Тим механически кивнул: — Спасибо. Я заказал поминки в кафе, сейчас мы туда. Присоединишься?
Я отрицательно дёрнул подбородком: — Спасибо, но нет. Я всё-таки не был знаком с покойной, и мест, думаю, заказано под расчёт. Не хочу тебя обременять лишней суетой.
— Ты не обременишь, но раз нет, то нет, — Тим ещё глубже затолкал руки в карманы куртки.
— Может, пойдём? — мягко повторил я предложение старушки в пальто. — Гости ведь тебя ждут, да?
— Да, там автобус… — Тим замолчал на полуслове. Как от приступа острой боли зажмурился, прикусив щеку.
— Эй, чего ты? — встревоженно шагнул я к нему и замер, примороженный к месту отчаянным, страдающим, живым — и, дьявол меня раздери, таким знакомым! — серо-зелёным взглядом.
— Всё хорошо, — ровные интонации совсем не вязались со стрелками намокших ресниц. — Всё нормально, просто, понимаешь, я с шести лет не плакал. Совсем забыл, как это бывает.
Наверное, надо было что-то сказать или сделать, только я совершенно растерялся. Раньше я видел плачущего мужчину один-единственный раз: много лет назад, когда умер наш старый овчар Граф.
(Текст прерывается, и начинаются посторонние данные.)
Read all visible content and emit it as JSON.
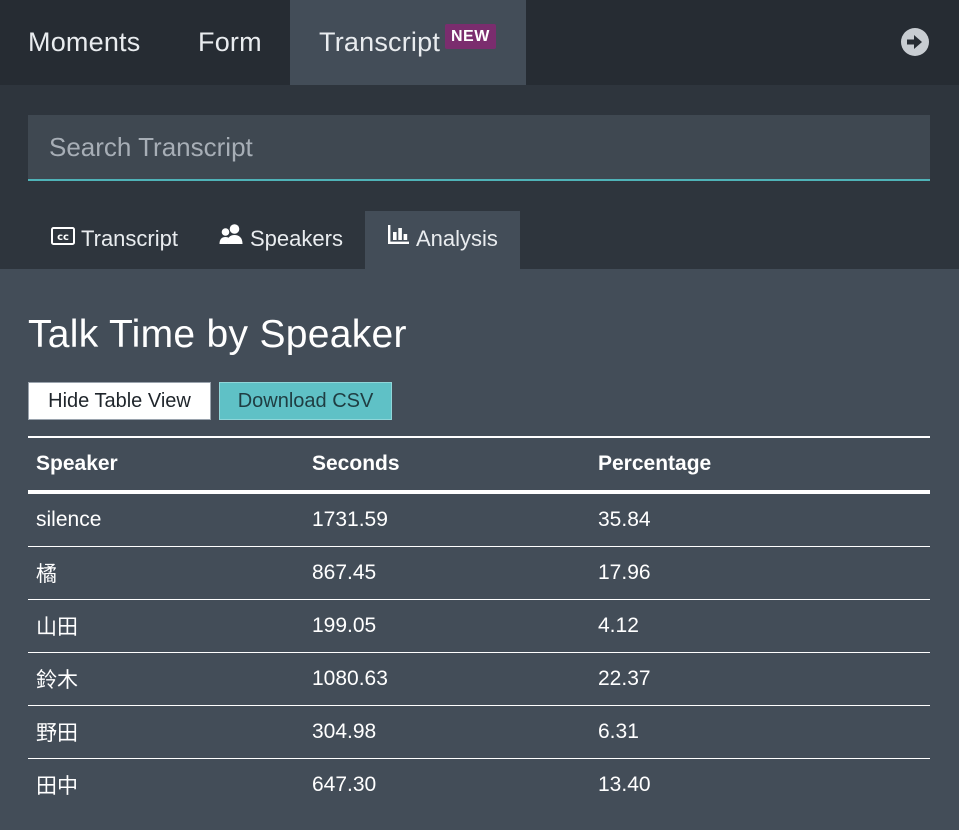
{
  "top_tabs": {
    "moments": "Moments",
    "form": "Form",
    "transcript": "Transcript",
    "new_badge": "NEW"
  },
  "icons": {
    "next": "arrow-right-circle-icon",
    "transcript_tab": "closed-captions-icon",
    "speakers_tab": "people-icon",
    "analysis_tab": "bar-chart-icon"
  },
  "search": {
    "placeholder": "Search Transcript"
  },
  "sub_tabs": {
    "transcript": "Transcript",
    "speakers": "Speakers",
    "analysis": "Analysis",
    "active": "Analysis"
  },
  "analysis": {
    "title": "Talk Time by Speaker",
    "hide_table_label": "Hide Table View",
    "download_csv_label": "Download CSV",
    "columns": [
      "Speaker",
      "Seconds",
      "Percentage"
    ],
    "rows": [
      [
        "silence",
        "1731.59",
        "35.84"
      ],
      [
        "橘",
        "867.45",
        "17.96"
      ],
      [
        "山田",
        "199.05",
        "4.12"
      ],
      [
        "鈴木",
        "1080.63",
        "22.37"
      ],
      [
        "野田",
        "304.98",
        "6.31"
      ],
      [
        "田中",
        "647.30",
        "13.40"
      ]
    ]
  },
  "colors": {
    "accent": "#5fc1c6",
    "badge": "#7b2d6e",
    "panel": "#434d58",
    "nav": "#262c33"
  }
}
Отец сам хоронил его, а после долго сидел на крыльце дома, курил одну самокрутку за другой и беззвучно оплакивал верного друга. Я хорошо запомнил липкий страх от первого столкновения с неизбежностью смерти и то, как хотел подойти к отцу, однако мама меня не пустила: чтобы не мешал в горе. Может, и теперь стоило просто отойти в сторону?
— Извини, — Тим отвернулся на пол-оборота и прикрыл глаза ладонью. — Сейчас… отпустит.
Тогда я подошёл совсем близко и раскрыл над ним свой зонт. Малость, конечно, только что ещё я мог сделать?
По куполу зонта успокаивающе шуршали льдинки. Я смотрел на вздрагивающие плечи Тима и всё не решался их коснуться. Если бы не треклятый сон, если бы это был кто угодно другой… Я протянул руку, но тут же отдёрнул, потому что Тим наконец убрал ладонь от лица. Слепо зашарил по карманам, достал носовой платок, высморкался. Развернулся ко мне и, не глядя в лицо, глухо повторил: — Извини.
— Да за что? — почти возмутился я. — Что зазорного в слезах на кладбище?
Тим кривовато усмехнулся: — Верно, ничего зазорного. Пойдём к автобусу, я и так чересчур всех задержал.
Мы шли под одним зонтом, то и дело задевая друг друга рукавами, только мне на это, по большому счёту, было плевать.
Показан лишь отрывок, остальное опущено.